By 1909, Pierce-Arrow had earned a solid reputation for quality, durability, and style. They had become the preferred transport of America's social elite. They added three additional chassis types for 1909, plus a new four-speed gearbox with outboard shift, and updated fenders. The public responded and sales rose from 552 units in 1908 to nearly 1,000 in 1909. Another high point for the company in 1909, was that it began a tradition as being the official car of the White House.
Pierce-Arrows were innovative and renowned for utilizing components made from expensive and exotic materials such as Krupp chrome-nickel axle shafts, aluminum coachwork, and a manganese bronze differential case. The engine had six cylinders that were cast-in-pairs with bearings installed between each, creating a very rigid crankshaft.

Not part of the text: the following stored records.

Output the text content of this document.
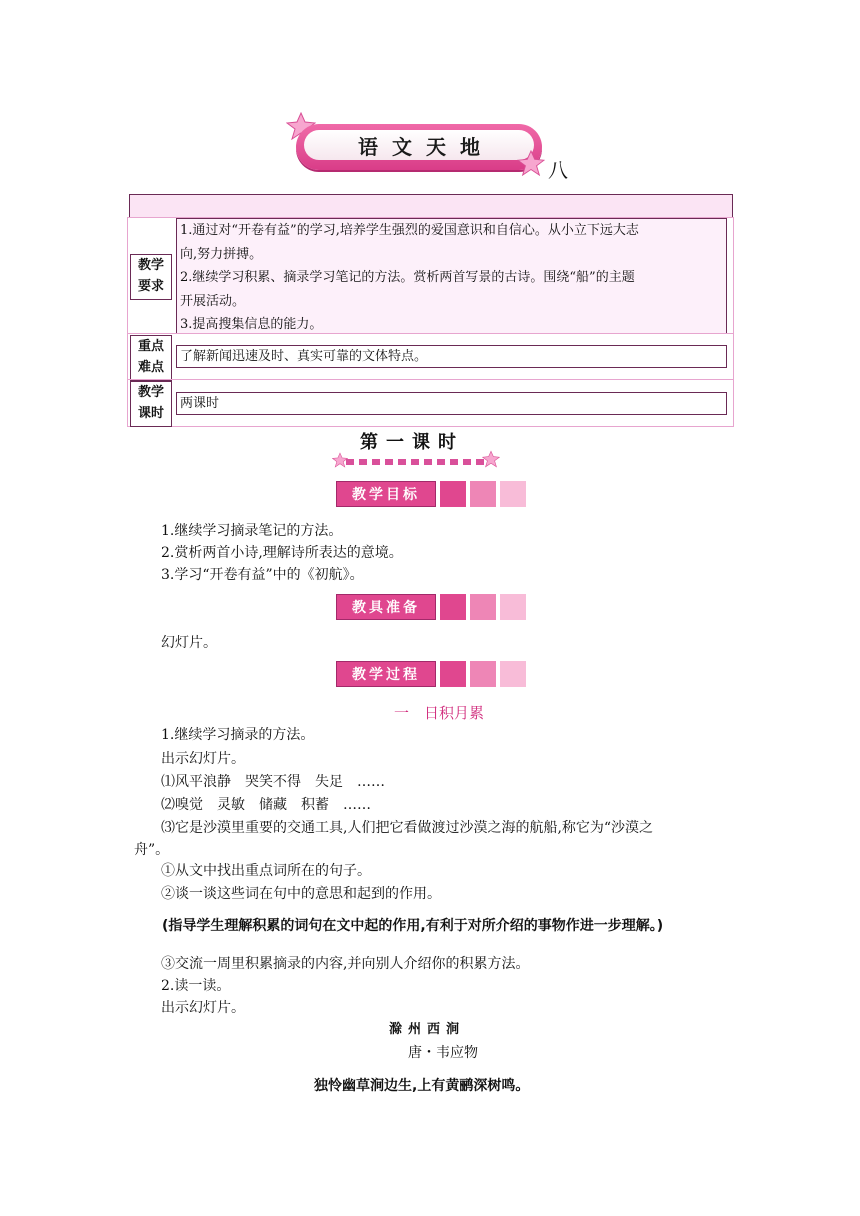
语文天地
八
教学
要求
1.通过对“开卷有益”的学习,培养学生强烈的爱国意识和自信心。从小立下远大志
向,努力拼搏。
2.继续学习积累、摘录学习笔记的方法。赏析两首写景的古诗。围绕“船”的主题
开展活动。
3.提高搜集信息的能力。
重点
难点
了解新闻迅速及时、真实可靠的文体特点。
教学
课时
两课时
第一课时
教学目标
1.继续学习摘录笔记的方法。
2.赏析两首小诗,理解诗所表达的意境。
3.学习“开卷有益”中的《初航》。
教具准备
幻灯片。
教学过程
一　日积月累
1.继续学习摘录的方法。
出示幻灯片。
⑴风平浪静　哭笑不得　失足　……
⑵嗅觉　灵敏　储藏　积蓄　……
⑶它是沙漠里重要的交通工具,人们把它看做渡过沙漠之海的航船,称它为“沙漠之
舟”。
①从文中找出重点词所在的句子。
②谈一谈这些词在句中的意思和起到的作用。
(指导学生理解积累的词句在文中起的作用,有利于对所介绍的事物作进一步理解。)
③交流一周里积累摘录的内容,并向别人介绍你的积累方法。
2.读一读。
出示幻灯片。
滁州西涧
唐・韦应物
独怜幽草涧边生,上有黄鹂深树鸣。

Pierce-Arrow produced 956 cars for 1909, with 362 of those being the legendary Model 48.
This example is one of the earliest known Pierce-Arrows in existence, and was the twelfth example built. It has never been comprehensively restored. Power is from a 453 cubic-inch T-Head six-cylinder engine fitted with a single updraft carburetor and offering 48 horsepower. There is a four-speed selective sliding gearbox and two-wheel mechanical drum brakes with additional braking on the transmission.
In the mid-1980s, this car became part of the Matt and Barbara Browning's collection of antique and classic Pierce-Arrow automobiles. During time in their ownership, the car was completely restored and then taken by them to the 1988 Pebble Beach Concours d'Elegance where it was awarded a First in Class (Pierce-Arrow through 1915). Years later, the car became part of the Otis Chandler collection.
The car is finished in a deep, rich maroon, with period-correct Panasote top. Inside, there is a pebble grain diamond-tufted leather seating.
In 2010, this Model 48SS Great Arrow was offered for sale at the Gooding & Company Auction held in Scottsdale, Arizona. The lot was estimated to sell for $350,000 - $450,000. As bidding came to a close, the lot was sold for the sum of $352,000, including buyer's reserve.